Post war and under Ceasescu, the Romanisation continued. Romanians were moved in from other parts of the country, Hungarians were often moved out and moved to barren bits of land or to work on one of Ceasescu’s grand projects (like the Danube Black Sea canal). People couldn’t have Hungarian names (Erika’s dad for example, born Laszlo, is officially Ladislau the closest Romanian equivalent to his real Hungarian name), large Romanian Orthodox Churches were built al over. The most prominent building in Csikszereda for example is the Romanian Orthodox church – even though the town has very few Romanians in it.
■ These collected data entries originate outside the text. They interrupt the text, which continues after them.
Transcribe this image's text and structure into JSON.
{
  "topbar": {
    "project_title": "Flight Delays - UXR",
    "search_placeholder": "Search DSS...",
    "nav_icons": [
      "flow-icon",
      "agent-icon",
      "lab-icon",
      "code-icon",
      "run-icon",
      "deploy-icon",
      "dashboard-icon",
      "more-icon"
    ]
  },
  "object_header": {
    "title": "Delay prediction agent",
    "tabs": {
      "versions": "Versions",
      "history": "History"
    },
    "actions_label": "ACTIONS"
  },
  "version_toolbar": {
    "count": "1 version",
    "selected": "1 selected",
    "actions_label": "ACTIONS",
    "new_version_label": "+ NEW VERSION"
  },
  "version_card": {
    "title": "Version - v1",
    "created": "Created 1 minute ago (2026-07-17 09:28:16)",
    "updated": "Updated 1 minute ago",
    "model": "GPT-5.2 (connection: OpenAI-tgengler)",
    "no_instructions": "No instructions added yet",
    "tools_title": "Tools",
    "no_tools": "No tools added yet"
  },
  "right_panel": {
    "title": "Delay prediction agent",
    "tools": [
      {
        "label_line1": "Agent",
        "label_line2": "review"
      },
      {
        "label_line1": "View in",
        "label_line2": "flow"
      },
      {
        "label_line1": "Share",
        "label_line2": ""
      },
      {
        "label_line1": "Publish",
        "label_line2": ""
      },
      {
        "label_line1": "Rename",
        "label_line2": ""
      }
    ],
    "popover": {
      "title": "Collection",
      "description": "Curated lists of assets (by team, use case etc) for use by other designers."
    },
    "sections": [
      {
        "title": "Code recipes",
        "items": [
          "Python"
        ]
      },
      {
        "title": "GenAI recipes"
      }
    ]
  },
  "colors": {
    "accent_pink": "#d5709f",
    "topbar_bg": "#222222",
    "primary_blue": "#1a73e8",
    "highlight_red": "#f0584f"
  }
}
I imagine the congregation is dwarfed by the interior of the church. Also under Ceasescu much of the German population of Transylvania left for West Germany. Germany has apparently always had a policy of offering all Germans anywhere in the world citizenship, and paid to “repatriate” their countrymen from Ceasescu’s Romania. Ceasescu wanted the money so was happy to let them go. Thus now, there are almost no Germans left in Transylvania.
After Ceasescu’s fall, and the general collapse of Eastern Europe many Hungarians fled to Hungary (these days you see thousands of Hungarian registered cars touring the countryside in summer, as people come back to visit their families). There are now about 1.5 million Hungarians in Transylvania. The population of Romania as a whole is 22million, but I don’t know what proportion of that is in Transylvania. So what’s left is a land of probably about 75% Romanian, 20% Hungarian and 5% Roma and a few surviving Germans. I’m making these figures up, but they’re a relatively informed guess.
God, I’ve gone on a bit there haven’t I? What I really ought to add is that Transylvania is gorgeous. Hills, mountains, forests, attractive and traditional villages, attractive gothic cities, rivers, lakes, gorges, and valleys. I perhaps ruined the effect of that final statement by wittering on about the divided history of the region. But really you should come. And visit.